During product development, all these production steps are carefully examined at a well-equipped laboratory and chemical and structural changes in the drug can be assessed at the same time as monitoring the drug’s stability.
The difference between a CMO (Contract Manufacturing Organisation) and CDMO is that CDMOs can get involved right from the development stage. This makes financing drug development through risk-sharing an easier proposition than with a CMO, which is contracted only when there is a product to manufacture. Likewise, the CDMO is able to offer a ready-made solution for both development and manufacturing. This makes it easier for the customer because everything can be done in one organisation, and saves time and money. Maintaining a lengthy relationship with a customer has other advantages too – if a specialised piece of equipment is missing, it is easier to come to an arrangement to purchase it.
easy scale-up
Scaling up the volumes of drug produced – from clinical trial quantities to large-scale production – is also simpler with a CDMO than a CMO as CDMOs typically have the same type of equipment on their production sites as in their development laboratories. All this is before the savings in the regulatory process are taken into account.
CDMOs face another challenge too. Companies are increasingly developing large, peptide-based biopharmaceuticals as well as small molecule products. With success stories in the protein therapeutics market like insulin, interferon, and fusion proteins like Enbrel, there is more investment in this area than ever before.
Growing numbers of CDMOs are, like Recipharm, offering both biopharmaceutical and small-molecule development services. Traditionally the activities were separate, but it actually makes a lot of sense for a CDMO to straddle both types of product. While there will still be a huge requirement for small molecule development and manufacturing, large molecules are attracting increasing investment. This provides more opportunities and in many respects less risk for a CDMO.
biopharma interest
Lonza certainly saw the benefit of this strategy when it attempted to take over Patheon in the autumn of 2009. Recipharm’s own activities in this area saw the takeover of Cobra Bio to form a new biologics division known as RecipharmCobra Biologics. This division can offer comprehensive biological services, encompassing cell line development, analytical and process development and GMP production of recombinant proteins, DNA, viruses and cell products for Phase I, II and III clinical trials. Together with their fill-finish and formulation, this provides customers with a one-stop-shop for their biologics outsourcing needs.

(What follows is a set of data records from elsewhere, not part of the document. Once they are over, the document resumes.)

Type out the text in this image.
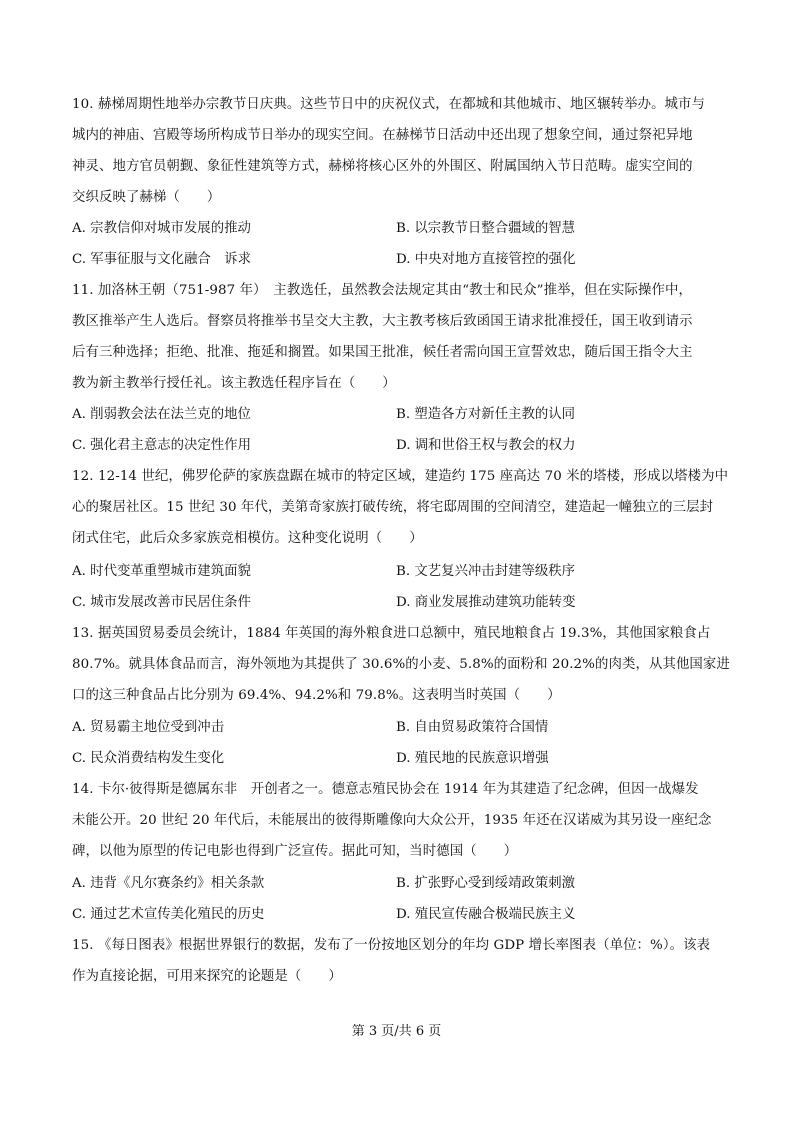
10. 赫梯周期性地举办宗教节日庆典。这些节日中的庆祝仪式，在都城和其他城市、地区辗转举办。城市与
城内的神庙、宫殿等场所构成节日举办的现实空间。在赫梯节日活动中还出现了想象空间，通过祭祀异地
神灵、地方官员朝觐、象征性建筑等方式，赫梯将核心区外的外围区、附属国纳入节日范畴。虚实空间的
交织反映了赫梯（　　）
A. 宗教信仰对城市发展的推动	B. 以宗教节日整合疆域的智慧
C. 军事征服与文化融合　诉求	D. 中央对地方直接管控的强化
11. 加洛林王朝（751-987 年）　主教选任，虽然教会法规定其由“教士和民众”推举，但在实际操作中，
教区推举产生人选后。督察员将推举书呈交大主教，大主教考核后致函国王请求批准授任，国王收到请示
后有三种选择；拒绝、批准、拖延和搁置。如果国王批准，候任者需向国王宣誓效忠，随后国王指令大主
教为新主教举行授任礼。该主教选任程序旨在（　　）
A. 削弱教会法在法兰克的地位	B. 塑造各方对新任主教的认同
C. 强化君主意志的决定性作用	D. 调和世俗王权与教会的权力
12. 12-14 世纪，佛罗伦萨的家族盘踞在城市的特定区域，建造约 175 座高达 70 米的塔楼，形成以塔楼为中
心的聚居社区。15 世纪 30 年代，美第奇家族打破传统，将宅邸周围的空间清空，建造起一幢独立的三层封
闭式住宅，此后众多家族竞相模仿。这种变化说明（　　）
A. 时代变革重塑城市建筑面貌	B. 文艺复兴冲击封建等级秩序
C. 城市发展改善市民居住条件	D. 商业发展推动建筑功能转变
13. 据英国贸易委员会统计，1884 年英国的海外粮食进口总额中，殖民地粮食占 19.3%，其他国家粮食占
80.7%。就具体食品而言，海外领地为其提供了 30.6%的小麦、5.8%的面粉和 20.2%的肉类，从其他国家进
口的这三种食品占比分别为 69.4%、94.2%和 79.8%。这表明当时英国（　　）
A. 贸易霸主地位受到冲击	B. 自由贸易政策符合国情
C. 民众消费结构发生变化	D. 殖民地的民族意识增强
14. 卡尔·彼得斯是德属东非　开创者之一。德意志殖民协会在 1914 年为其建造了纪念碑，但因一战爆发
未能公开。20 世纪 20 年代后，未能展出的彼得斯雕像向大众公开，1935 年还在汉诺威为其另设一座纪念
碑，以他为原型的传记电影也得到广泛宣传。据此可知，当时德国（　　）
A. 违背《凡尔赛条约》相关条款	B. 扩张野心受到绥靖政策刺激
C. 通过艺术宣传美化殖民的历史	D. 殖民宣传融合极端民族主义
15. 《每日图表》根据世界银行的数据，发布了一份按地区划分的年均 GDP 增长率图表（单位：%）。该表
作为直接论据，可用来探究的论题是（　　）
第 3 页/共 6 页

Servicing customers with different needs is a major challenge. To tackle this, CDMOs need their development group to have deep knowledge of both small and large molecules. Recipharm, for example, has employed experienced PhDs in three major areas: protein formulation, solid dose formulation and semi-solid formulation.
Well-equipped, specialised laboratories are also crucial to developing biopharmaceuticals and small molecule drugs at the same CDMO. Biopharmaceuticals generally require sterile formulations, which need a different manufacturing suite to non-sterile. Recipharm is lucky in that it has both sterile and non-sterile production on the same site, allowing staff expertise and flexibility to be concentrated in a single centre.
The future of CDMOs is bright. Almost without exception, large pharmaceutical companies are already following an outsourcing model for many of their requirements. With the emergence of speciality ‘virtual’ pharmaceutical companies who outsource all their development and manufacturing activities, the demand for CDMO services can only grow.